To the left is the Schengen area. There was a passport check prior to the lounges but no boarding pass check so I believe you could visit these lounges regardless of where you were traveling. I took a quick spin through the Lufthansa Business Lounge and the Aegean Airlines Club. Both were utilitarian, but comfortable enough given the lack of seating in the rest of the terminal. Unless you’re eating in a restaurant or sitting in a lounge, you won’t find too many places to sit outside of security. And, once you’re past security there’s very little in the way of food and drink.
There are two lounges in the Schengen Area that I visited briefly. After spending some time in the kids area (with a bit of a fail on age) we didn’t have time to relax in the lounges before boarding since everyone wanted to do a little shopping. There’s a dozen or so stores on the way to the gates and a handful of them are much less touristy than the standard offerings.
Lufthansa Business Lounge
This lounge is like many other small Lufthansa lounges I’ve been to around Europe. Somewhere between a light and heavy amount of food, various beer, wine and spirits and a small amount of comfortable seating.
It’s better than being in the terminal but I certainly wouldn’t pay for access.
The Aegean Club was bigger and stocked with a wider variety of food and drink than the Lufthansa lounge (not surprising, given this is their home airport).
There are a handful of different seating areas and the lounge was only about 1/3 full while we were there. Two notable items were the “make your own tea” area and the humongous smoking room (seating easily for 20).

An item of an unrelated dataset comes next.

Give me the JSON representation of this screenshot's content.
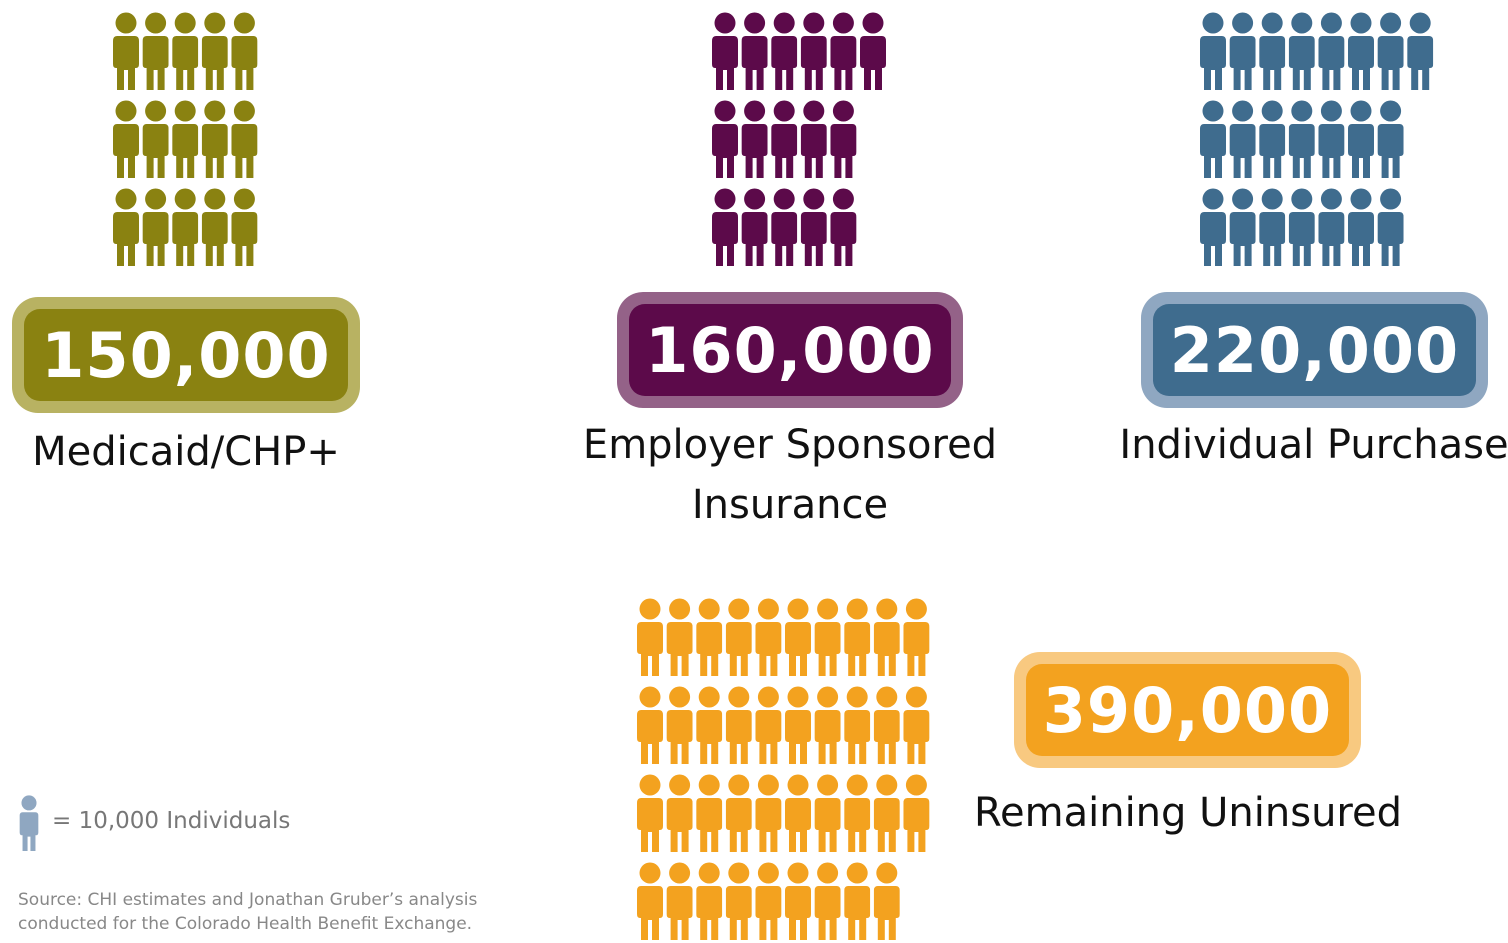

Unsurprisingly, you’ll find all Greek wines here and a lot of greek yogurt.
In both lounges I asked about bringing guests in. They both said I could bring in a guest but not my entire family. When I mentioned my wife and 2 kids, both said they were fine with them coming in that day since the lounges weren’t crowded.
If you’re a Star Alliance Gold member entitled to lounge access, I’d lean towards the Aegean Club lounge. There may be a few spots on the carpet but the lounge staff was exceedingly welcoming and the variety of food and beverages offered would make for a pleasant space to kill some time.